Sclerotia biogenesis in A. flavus was measured by point-inoculating 5 μL of the aflatoxigenic strain CR10 conidial suspension (approximately 106 conidia/mL) in Petri dishes (Ø = 5 cm) poured with Czapek Dox Agar (CZA) medium added with 100 μM compounds; control plates were amended with 1% (v/v) DMSO. After two weeks of incubation at 30 ˚C in darkness, sclerotia were manually scraped from the colonies surface, washed with a 70% ethanol solution, dried for three days at 60 °C then weighted. Inhibition rate on sclerotia production was expressed as percentage respect to the control (mg/colony area). Plates were inoculated in triplicate. For Sclerotinia spp., a mycelium plug was cultured in Petri dishes (Ø = 5 cm) poured with Czapek Dox Agar (CZA) medium added with 100 μM compounds and incubated as above. Sclerotia were manually collected from plates and counted. Inhibition rate was expressed as a percentage with respect to the control (nr/colony area).
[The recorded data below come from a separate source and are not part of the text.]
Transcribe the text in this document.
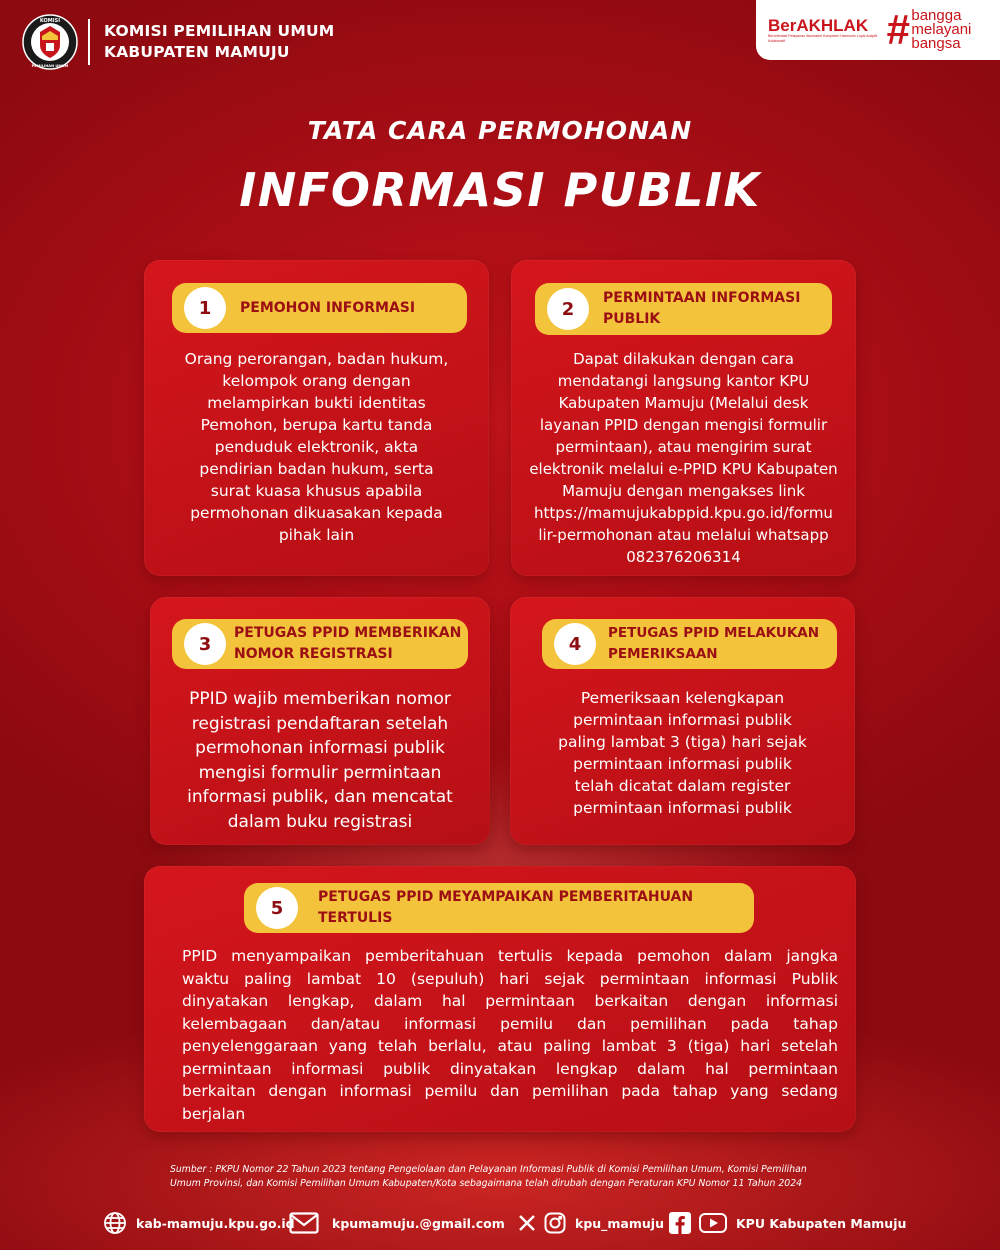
KOMISI
PEMILIHAN UMUM
KOMISI PEMILIHAN UMUM
KABUPATEN MAMUJU
BerAKHLAK
Berorientasi Pelayanan Akuntabel Kompeten Harmonis Loyal Adaptif Kolaboratif	# bangga
melayani
bangsa
TATA CARA PERMOHONAN
INFORMASI PUBLIK
1	PEMOHON INFORMASI
Orang perorangan, badan hukum,
kelompok orang dengan
melampirkan bukti identitas
Pemohon, berupa kartu tanda
penduduk elektronik, akta
pendirian badan hukum, serta
surat kuasa khusus apabila
permohonan dikuasakan kepada
pihak lain
2
PERMINTAAN INFORMASI
PUBLIK
Dapat dilakukan dengan cara
mendatangi langsung kantor KPU
Kabupaten Mamuju (Melalui desk
layanan PPID dengan mengisi formulir
permintaan), atau mengirim surat
elektronik melalui e-PPID KPU Kabupaten
Mamuju dengan mengakses link
https://mamujukabppid.kpu.go.id/formu
lir-permohonan atau melalui whatsapp
082376206314
3
PETUGAS PPID MEMBERIKAN
NOMOR REGISTRASI
PPID wajib memberikan nomor
registrasi pendaftaran setelah
permohonan informasi publik
mengisi formulir permintaan
informasi publik, dan mencatat
dalam buku registrasi
4
PETUGAS PPID MELAKUKAN
PEMERIKSAAN
Pemeriksaan kelengkapan
permintaan informasi publik
paling lambat 3 (tiga) hari sejak
permintaan informasi publik
telah dicatat dalam register
permintaan informasi publik
5
PETUGAS PPID MEYAMPAIKAN PEMBERITAHUAN TERTULIS
PPID menyampaikan pemberitahuan tertulis kepada pemohon dalam jangka
waktu paling lambat 10 (sepuluh) hari sejak permintaan informasi Publik
dinyatakan lengkap, dalam hal permintaan berkaitan dengan informasi
kelembagaan dan/atau informasi pemilu dan pemilihan pada tahap
penyelenggaraan yang telah berlalu, atau paling lambat 3 (tiga) hari setelah
permintaan informasi publik dinyatakan lengkap dalam hal permintaan
berkaitan dengan informasi pemilu dan pemilihan pada tahap yang sedang
berjalan
Sumber : PKPU Nomor 22 Tahun 2023 tentang Pengelolaan dan Pelayanan Informasi Publik di Komisi Pemilihan Umum, Komisi Pemilihan
Umum Provinsi, dan Komisi Pemilihan Umum Kabupaten/Kota sebagaimana telah dirubah dengan Peraturan KPU Nomor 11 Tahun 2024
kab-mamuju.kpu.go.id	kpumamuju.@gmail.com	kpu_mamuju	KPU Kabupaten Mamuju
4.4.7. Statistical Analysis of Biological Data

One-way analysis of variance (Past 3.x software) was used for data analyses. Tukey’s test was applied to the data relative to mycelial growth, mycotoxin accumulation and sclerotia production; differences were regarded as significant at p < 0.05.

5. Conclusions

Recently, in Europe even more restriction rules have been introduced for Cu containing molecules in the management of defense strategies against fungal pathogens. This because Cu, if massively used, tends to accumulate in soils, so far becoming a pollutant for the environment threatening the human health [46]. For these reasons, an urgent need for the development of alternatives to reduce chemical inputs and environmental Cu accumulation is required, particularly in agricultural soils [47]. In the last decades, research efforts led to a better understanding of molecular and biochemical mechanisms driving plant and fungal response to certain phytohormones, including JA; however, only a few findings suggested a possible direct interaction between JA-related compounds and fungal plant pathogens, also in terms of mycotoxins production. Our results definitely assessed how some thiosemicarbazonic JA-derived molecules (and in particular JTS) can exert a containment effect on both fungal growth/development and secondary metabolism in phytopathogenic species infecting agriculturally important crops, such as grape, cereals and horticultural species, being thus extremely interesting for plant health control strategies and food security purposes.